Gender Disappointment

I feel like a terrible human writing this but I wanted to try and put into words how I felt when I found out I was having my little boy - Stanley, incase other people can relate, (as Google tells me 'gender disappointment is definitely a real thing.)
My pregnancy was not planned so to find out I was pregnant was upsetting initially, but I soon got my head round the idea and started to get excited. I could see myself buying little pink clothes, pink blankets, hair bows and frilly socks. I don't think I even really considered that I may have a little boy.
The morning of my 20 week scan I was so nervous. Joe came with me and we had decided we wanted to know babies gender. In the room they did their initial checks and found baby was perfectly healthy and then went on to tell us baby's gender.

A little boy!

I cried!

I wish I could say they were tears of happiness for being told I was having a perfectly healthy son, but they weren't. I was crying because I felt like I was grieving for the little girl I wasn't having. I don't even know if that really makes sense if you haven't experienced it. I didn't feel sad I was having a boy, but sad I wasn't having a girl. I wasn't going to get the mother/daughter relationship I dreamt of.
I turned to Google and forums to see if my feelings were common and found that they definitely were! Lots of other people had also experienced gender disappointment and described feelings exactly like mine.
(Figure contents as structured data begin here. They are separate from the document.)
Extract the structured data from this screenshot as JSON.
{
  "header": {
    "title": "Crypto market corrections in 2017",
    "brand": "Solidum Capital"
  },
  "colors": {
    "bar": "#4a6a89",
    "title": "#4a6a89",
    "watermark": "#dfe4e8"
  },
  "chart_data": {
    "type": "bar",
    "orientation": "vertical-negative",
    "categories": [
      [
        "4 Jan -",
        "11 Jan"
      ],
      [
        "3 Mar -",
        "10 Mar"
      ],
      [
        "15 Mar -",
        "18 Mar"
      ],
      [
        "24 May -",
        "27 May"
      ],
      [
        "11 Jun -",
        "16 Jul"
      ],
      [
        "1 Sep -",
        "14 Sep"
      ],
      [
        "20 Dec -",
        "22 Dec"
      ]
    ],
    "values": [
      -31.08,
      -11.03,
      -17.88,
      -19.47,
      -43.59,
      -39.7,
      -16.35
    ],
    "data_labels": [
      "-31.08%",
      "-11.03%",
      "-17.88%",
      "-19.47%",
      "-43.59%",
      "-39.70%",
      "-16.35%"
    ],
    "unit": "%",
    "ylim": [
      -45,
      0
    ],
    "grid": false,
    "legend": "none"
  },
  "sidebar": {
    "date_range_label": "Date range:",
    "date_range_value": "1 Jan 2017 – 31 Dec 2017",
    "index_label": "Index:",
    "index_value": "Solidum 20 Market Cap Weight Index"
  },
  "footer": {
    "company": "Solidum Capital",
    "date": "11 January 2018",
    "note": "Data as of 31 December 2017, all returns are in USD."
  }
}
Eventually I started to accept I was having a little boy but secretly hoped they had got it wrong.

If only I knew what I know now!

Stanley is my best friend! He is loving, caring and affectionate. He is sensitive, funny and an amazing big brother to Delilah. He loves to cuddle up with me in bed, he loves me reading him a story at bed time, he tells me all the time that I am beautiful and I genuinely miss him every time I drop him at the school gates. I wouldn't change him for the world. I wanted the relationship I have with my Mum but didn't realise I could have an equally amazing relationship with a son.



Little boys love their mummy's and I am so lucky to have him!